I have been in this season, if you work or serve in full-time ministry you have probably been through this season.  It can be so hard.  In my story, in a season of incredible church growth, it became apparent that a good friendship was not going to survive the growing pains of our ministry.  It broke my heart, I held on longer than I probably should have, I turned a blind eye to manipulations and disagreements that ultimately ended up hurting us both more.  I wish I had done it differently, but I was also feeling so alone.  We had been in this together, the two of us against the world in growing a ministry, but in the midst of fierce opposition  when it became apparent that our relationship was struggling, I realized I had made a mistake.  I didn’t have a circle of people, I had one person, and I was losing her.

God, in his infinite wisdom and mercy, intervened.  He highlighted other women, other people who I had kept at a safe distance during our “just the two of us” friendship.  He brought people to speak some truth into my life and to encourage and love.  Some of them spoke painful truth, some of them showed grace and love and understanding that I didn’t deserve, some of them re-engaged friendship.  And in that season, a season of hurt and loneliness, God built this incredible circle of friends in my life.

What I didn’t know then was that He was building a circle that would sustain many hard seasons moving forward.  That five years later this group would be my lifeline as once again significant changes in ministry happened.  They would be my council, my strength, my sympathetic ears, and my hard truth advisors in serious growth and pain moments.  They would be my strongest allies when I stayed to fight, and they would be my fiercest prayer warriors when God began to speak of moving to something new.

I probably could have done it without them, I’m glad I didn’t have to.  

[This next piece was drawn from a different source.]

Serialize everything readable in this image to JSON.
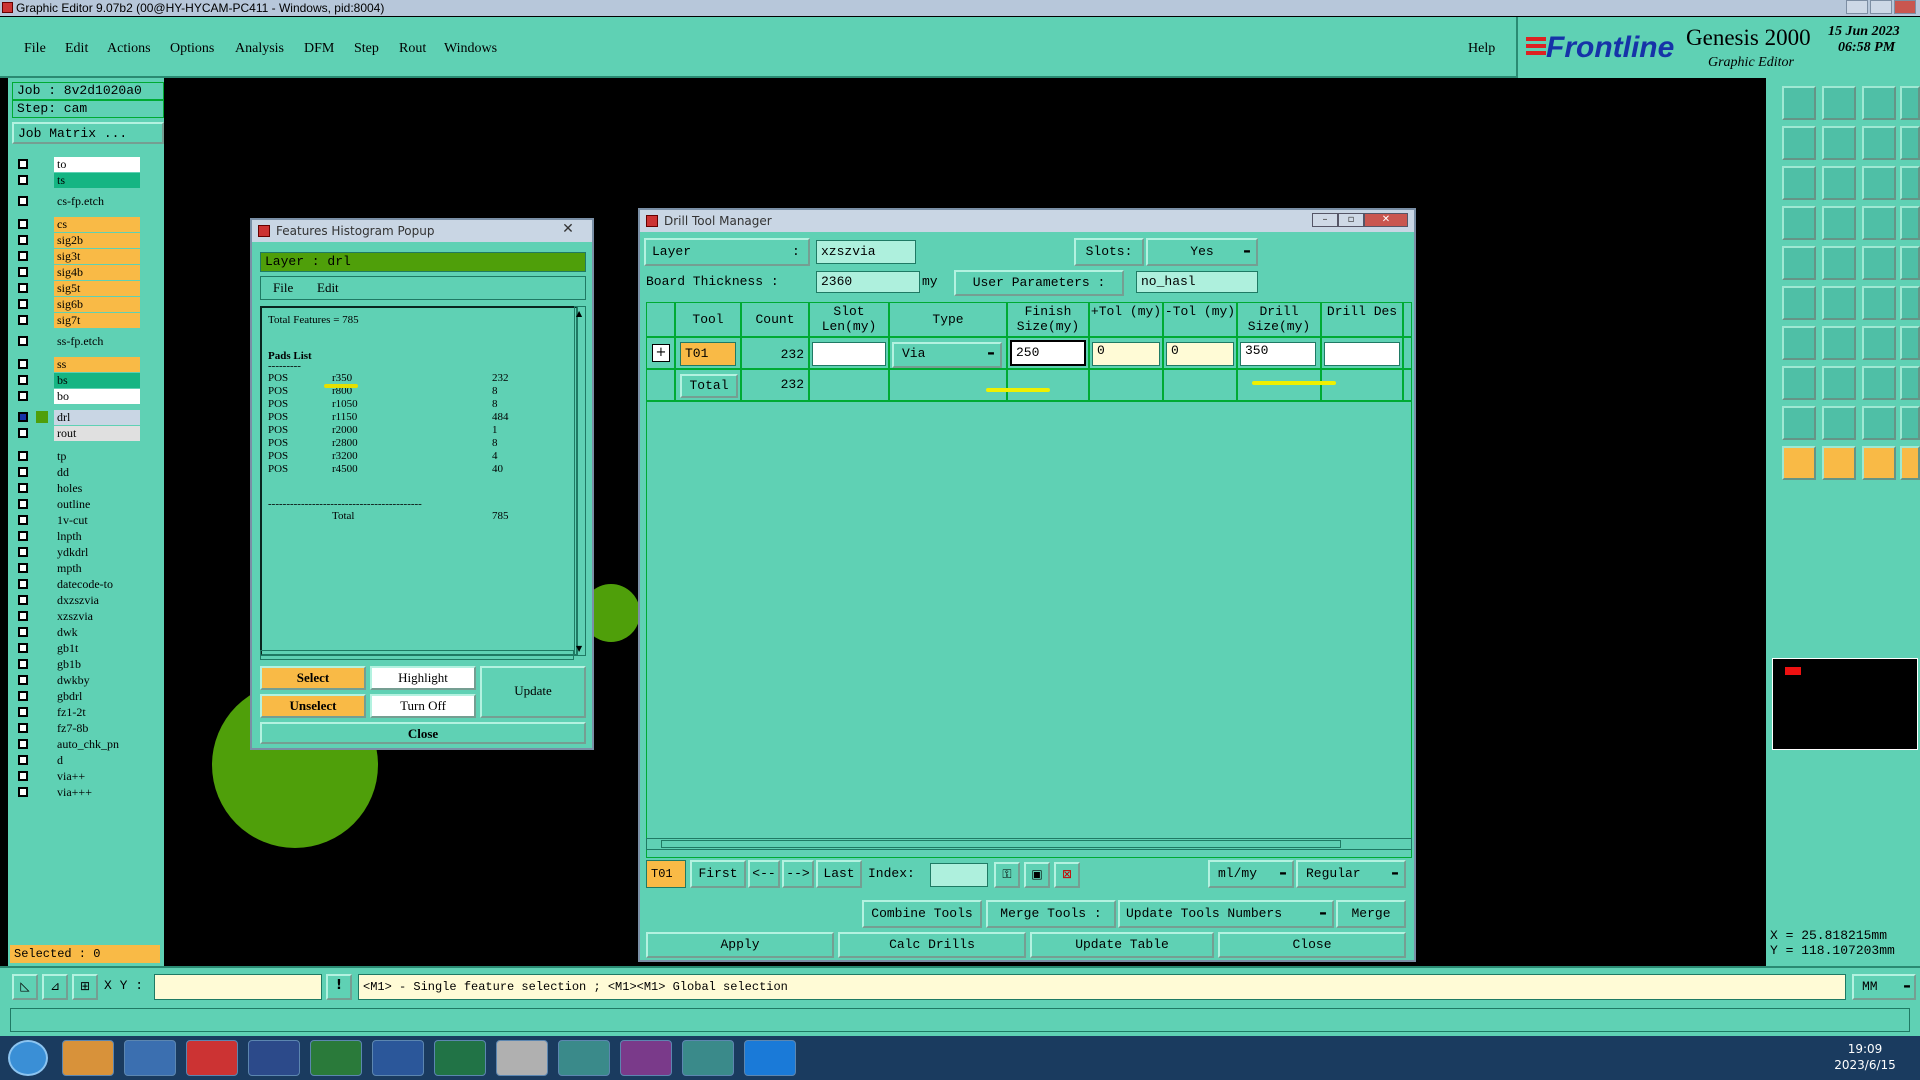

This weekend, I was incredibly blessed to be able to spend the weekend with two woman of my circle.  One of them moved away two years ago, and what was intended to be only a separation of distance but with regular visits,  because of COVID turned into a much longer time.  The other, while still local, changes in our work and ministry callings mean that we don’t see each-other as much as we used to.  A last minute plan to meet up took shape and the three of us spent 2 days reconnecting, talking, and laughing together.  We weaved our way through current events, life changes, spiritual health, healing, and family updates.  We sat pool side and dreamed a little about the future.  We shared tender moments and a hurting heart for the brokenness of our world, and were exceptionally kind to the people we interacted with.  We did nothing and yet everything.  

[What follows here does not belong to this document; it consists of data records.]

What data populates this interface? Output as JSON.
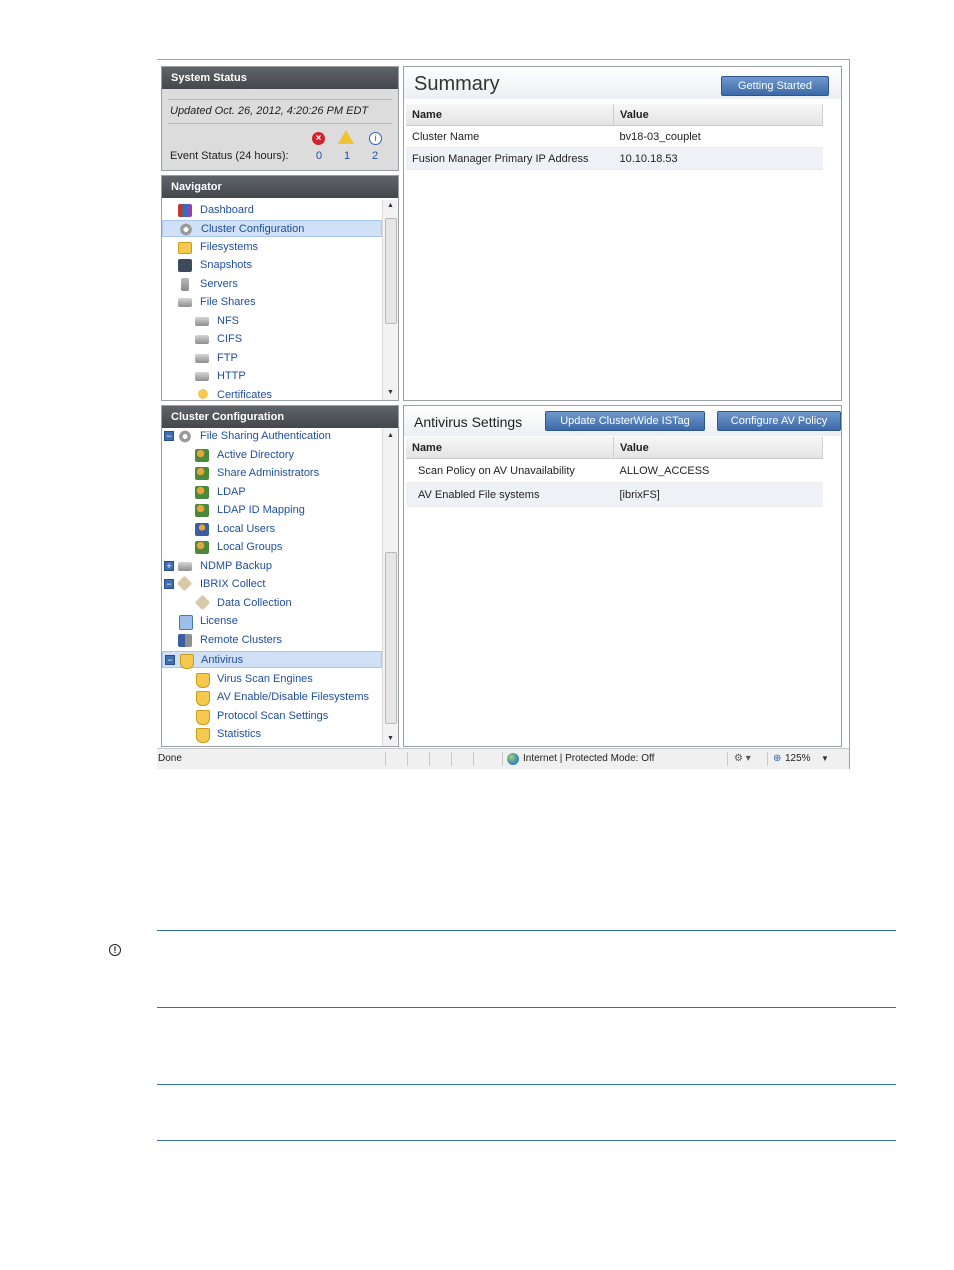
{
  "system_status": {
    "title": "System Status",
    "updated": "Updated Oct. 26, 2012, 4:20:26 PM EDT",
    "event_label": "Event Status (24 hours):",
    "counts": {
      "errors": "0",
      "warnings": "1",
      "info": "2"
    }
  },
  "navigator": {
    "title": "Navigator",
    "items": [
      {
        "label": "Dashboard",
        "icon": "dashboard-icon"
      },
      {
        "label": "Cluster Configuration",
        "icon": "gear-icon"
      },
      {
        "label": "Filesystems",
        "icon": "folder-icon"
      },
      {
        "label": "Snapshots",
        "icon": "camera-icon"
      },
      {
        "label": "Servers",
        "icon": "server-icon"
      },
      {
        "label": "File Shares",
        "icon": "share-icon"
      },
      {
        "label": "NFS",
        "icon": "share-icon"
      },
      {
        "label": "CIFS",
        "icon": "share-icon"
      },
      {
        "label": "FTP",
        "icon": "share-icon"
      },
      {
        "label": "HTTP",
        "icon": "share-icon"
      },
      {
        "label": "Certificates",
        "icon": "certificate-icon"
      }
    ]
  },
  "cluster_config": {
    "title": "Cluster Configuration",
    "items": [
      {
        "label": "File Sharing Authentication"
      },
      {
        "label": "Active Directory"
      },
      {
        "label": "Share Administrators"
      },
      {
        "label": "LDAP"
      },
      {
        "label": "LDAP ID Mapping"
      },
      {
        "label": "Local Users"
      },
      {
        "label": "Local Groups"
      },
      {
        "label": "NDMP Backup"
      },
      {
        "label": "IBRIX Collect"
      },
      {
        "label": "Data Collection"
      },
      {
        "label": "License"
      },
      {
        "label": "Remote Clusters"
      },
      {
        "label": "Antivirus"
      },
      {
        "label": "Virus Scan Engines"
      },
      {
        "label": "AV Enable/Disable Filesystems"
      },
      {
        "label": "Protocol Scan Settings"
      },
      {
        "label": "Statistics"
      }
    ]
  },
  "summary": {
    "title": "Summary",
    "button": "Getting Started",
    "columns": [
      "Name",
      "Value"
    ],
    "rows": [
      [
        "Cluster Name",
        "bv18-03_couplet"
      ],
      [
        "Fusion Manager Primary IP Address",
        "10.10.18.53"
      ]
    ]
  },
  "antivirus": {
    "title": "Antivirus Settings",
    "button_update": "Update ClusterWide ISTag",
    "button_configure": "Configure AV Policy",
    "columns": [
      "Name",
      "Value"
    ],
    "rows": [
      [
        "Scan Policy on AV Unavailability",
        "ALLOW_ACCESS"
      ],
      [
        "AV Enabled File systems",
        "[ibrixFS]"
      ]
    ]
  },
  "statusbar": {
    "left": "Done",
    "zone": "Internet | Protected Mode: Off",
    "zoom": "125%"
  },
  "colors": {
    "accent": "#3d6aa8",
    "selection": "#cfe0f7",
    "link": "#1f4f99"
  }
}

And I was reminded, we all need this.  I need a circle.  You need a circle.  The former co-worker I started this story with needs a circle.  The good news is God knows that, and He is preparing one for you, but you have to pay attention.  You have to be intentional.  Don’t be like me and wait for the most painful parts of your story, to allow God to bring in your circle, be proactive.

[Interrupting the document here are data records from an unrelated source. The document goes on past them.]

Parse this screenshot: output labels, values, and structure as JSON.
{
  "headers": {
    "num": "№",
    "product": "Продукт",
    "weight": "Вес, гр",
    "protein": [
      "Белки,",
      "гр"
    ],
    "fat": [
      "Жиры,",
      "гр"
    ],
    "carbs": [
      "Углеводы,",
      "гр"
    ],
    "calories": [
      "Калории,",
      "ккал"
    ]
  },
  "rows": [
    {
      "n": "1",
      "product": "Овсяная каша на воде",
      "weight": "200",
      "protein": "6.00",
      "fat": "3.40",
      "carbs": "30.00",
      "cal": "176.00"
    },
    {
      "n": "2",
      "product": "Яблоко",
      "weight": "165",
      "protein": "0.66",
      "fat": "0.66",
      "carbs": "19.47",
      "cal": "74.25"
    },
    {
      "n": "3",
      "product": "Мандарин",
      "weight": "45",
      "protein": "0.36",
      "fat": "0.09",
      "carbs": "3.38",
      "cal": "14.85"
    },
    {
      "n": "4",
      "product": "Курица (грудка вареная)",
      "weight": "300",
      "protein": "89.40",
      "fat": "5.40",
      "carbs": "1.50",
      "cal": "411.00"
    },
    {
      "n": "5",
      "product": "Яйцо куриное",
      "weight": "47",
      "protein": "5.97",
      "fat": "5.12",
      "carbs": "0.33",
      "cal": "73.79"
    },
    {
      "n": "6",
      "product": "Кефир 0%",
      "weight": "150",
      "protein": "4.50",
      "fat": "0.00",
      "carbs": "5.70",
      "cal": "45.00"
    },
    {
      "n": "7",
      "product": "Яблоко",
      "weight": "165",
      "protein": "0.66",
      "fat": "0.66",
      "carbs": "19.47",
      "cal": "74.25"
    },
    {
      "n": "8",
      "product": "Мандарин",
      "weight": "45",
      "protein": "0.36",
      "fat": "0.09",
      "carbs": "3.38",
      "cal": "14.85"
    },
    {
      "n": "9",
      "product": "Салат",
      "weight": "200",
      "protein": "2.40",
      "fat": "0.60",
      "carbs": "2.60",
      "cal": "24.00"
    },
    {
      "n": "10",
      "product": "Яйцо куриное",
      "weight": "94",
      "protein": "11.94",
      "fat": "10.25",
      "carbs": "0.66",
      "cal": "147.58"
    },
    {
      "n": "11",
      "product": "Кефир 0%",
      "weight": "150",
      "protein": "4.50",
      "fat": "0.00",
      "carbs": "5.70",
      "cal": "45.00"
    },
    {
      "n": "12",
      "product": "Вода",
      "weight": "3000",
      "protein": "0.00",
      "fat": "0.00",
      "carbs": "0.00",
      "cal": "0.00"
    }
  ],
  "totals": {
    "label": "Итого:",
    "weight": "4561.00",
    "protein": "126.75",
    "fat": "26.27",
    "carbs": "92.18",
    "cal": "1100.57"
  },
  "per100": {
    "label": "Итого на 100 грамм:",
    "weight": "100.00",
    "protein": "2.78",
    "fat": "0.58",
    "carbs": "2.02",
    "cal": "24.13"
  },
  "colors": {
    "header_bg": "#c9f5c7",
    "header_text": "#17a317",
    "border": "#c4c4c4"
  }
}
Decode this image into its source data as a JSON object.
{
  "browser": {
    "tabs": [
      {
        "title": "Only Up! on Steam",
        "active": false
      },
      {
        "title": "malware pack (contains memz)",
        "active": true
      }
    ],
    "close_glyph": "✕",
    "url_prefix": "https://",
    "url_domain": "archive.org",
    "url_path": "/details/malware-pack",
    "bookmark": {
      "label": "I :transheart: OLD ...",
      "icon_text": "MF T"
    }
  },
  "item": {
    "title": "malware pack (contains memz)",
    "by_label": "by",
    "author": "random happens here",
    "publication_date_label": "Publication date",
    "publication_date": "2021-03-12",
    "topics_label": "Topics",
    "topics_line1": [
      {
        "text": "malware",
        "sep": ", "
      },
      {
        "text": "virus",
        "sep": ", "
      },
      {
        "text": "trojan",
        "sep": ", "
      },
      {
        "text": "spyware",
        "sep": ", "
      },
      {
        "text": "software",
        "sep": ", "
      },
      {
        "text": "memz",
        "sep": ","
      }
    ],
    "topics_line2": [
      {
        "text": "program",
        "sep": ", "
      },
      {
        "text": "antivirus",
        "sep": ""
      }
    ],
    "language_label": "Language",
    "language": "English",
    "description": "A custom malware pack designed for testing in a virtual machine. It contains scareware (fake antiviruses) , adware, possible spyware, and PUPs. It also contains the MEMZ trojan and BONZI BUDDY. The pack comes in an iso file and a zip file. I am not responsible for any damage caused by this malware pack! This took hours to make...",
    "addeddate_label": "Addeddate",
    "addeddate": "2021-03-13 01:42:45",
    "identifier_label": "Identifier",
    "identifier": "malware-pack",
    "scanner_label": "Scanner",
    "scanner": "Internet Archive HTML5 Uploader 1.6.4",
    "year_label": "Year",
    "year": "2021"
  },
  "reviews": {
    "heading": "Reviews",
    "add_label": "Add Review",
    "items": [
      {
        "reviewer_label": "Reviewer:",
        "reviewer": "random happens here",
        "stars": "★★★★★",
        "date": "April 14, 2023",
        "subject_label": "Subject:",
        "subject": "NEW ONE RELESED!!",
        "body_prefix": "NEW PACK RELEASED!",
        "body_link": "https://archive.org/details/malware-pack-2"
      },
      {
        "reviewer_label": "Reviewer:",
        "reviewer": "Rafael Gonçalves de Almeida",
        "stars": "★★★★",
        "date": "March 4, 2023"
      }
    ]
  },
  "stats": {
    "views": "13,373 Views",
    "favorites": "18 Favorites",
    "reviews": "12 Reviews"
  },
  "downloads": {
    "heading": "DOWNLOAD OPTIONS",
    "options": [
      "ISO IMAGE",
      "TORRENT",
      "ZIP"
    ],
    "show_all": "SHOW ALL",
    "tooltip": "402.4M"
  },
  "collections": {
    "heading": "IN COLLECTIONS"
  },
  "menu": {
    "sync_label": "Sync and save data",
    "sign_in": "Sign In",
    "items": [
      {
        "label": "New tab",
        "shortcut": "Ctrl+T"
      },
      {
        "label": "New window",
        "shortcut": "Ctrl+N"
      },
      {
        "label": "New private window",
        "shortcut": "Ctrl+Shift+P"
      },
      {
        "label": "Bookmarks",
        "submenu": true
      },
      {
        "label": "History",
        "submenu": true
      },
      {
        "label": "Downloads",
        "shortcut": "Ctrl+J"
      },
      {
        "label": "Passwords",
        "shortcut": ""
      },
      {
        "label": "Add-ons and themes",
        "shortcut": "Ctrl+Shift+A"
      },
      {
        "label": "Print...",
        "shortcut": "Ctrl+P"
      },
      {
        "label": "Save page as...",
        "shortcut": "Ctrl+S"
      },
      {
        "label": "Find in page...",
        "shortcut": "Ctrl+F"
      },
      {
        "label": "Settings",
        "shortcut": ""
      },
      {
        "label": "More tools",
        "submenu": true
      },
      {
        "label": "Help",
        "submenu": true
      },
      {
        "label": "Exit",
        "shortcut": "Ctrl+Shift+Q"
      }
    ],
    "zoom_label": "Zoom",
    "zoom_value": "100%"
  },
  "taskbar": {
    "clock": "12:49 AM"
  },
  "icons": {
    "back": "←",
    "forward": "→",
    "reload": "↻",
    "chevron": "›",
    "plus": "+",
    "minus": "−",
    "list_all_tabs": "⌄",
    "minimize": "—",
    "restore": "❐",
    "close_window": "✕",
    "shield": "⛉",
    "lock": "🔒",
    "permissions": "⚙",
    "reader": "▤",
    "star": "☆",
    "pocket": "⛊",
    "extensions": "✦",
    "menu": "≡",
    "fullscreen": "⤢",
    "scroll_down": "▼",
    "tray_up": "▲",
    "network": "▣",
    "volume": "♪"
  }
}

At first glace, my circle wouldn’t all make sense.  I have super sensitive people and tell it like it is people.   Ministry People and Secular Work World people. Funny and serious. Young moms and Grandmas. Sarcastic and gentle.  But beneath the differences, what my circle is, is a group of women genuinely seeking the will of God in their lives.  Committed to being better people, better wives, mothers, employees, friends.  Committed to asking “where is Jesus” in that.  Committed to having hard conversations and staying in it when it get’s hard.  These are my people and I am eternally grateful for them.

Who is in your circle?  Who are your people?  There is no magic number.  I have 8 in my inner circle, Jesus had 12.  Do you have 1? (I might argue that 2 people don’t really make a circle, but it’s a start.)  If you know who your circle is, if you can easily identify the people who will stand with you, fight for and with you, speak truth and love in equal measure, then I applaud you.  Enjoy.  However, if that is not your story, it’s time to seek God, to ask for names, to open doors and conversation.

We are after all created for relationship.  Will you choose today to connect with your circle if you haven’t done so in a while, or to begin to ask Jesus who is supposed to be in your circle.  It will change your life.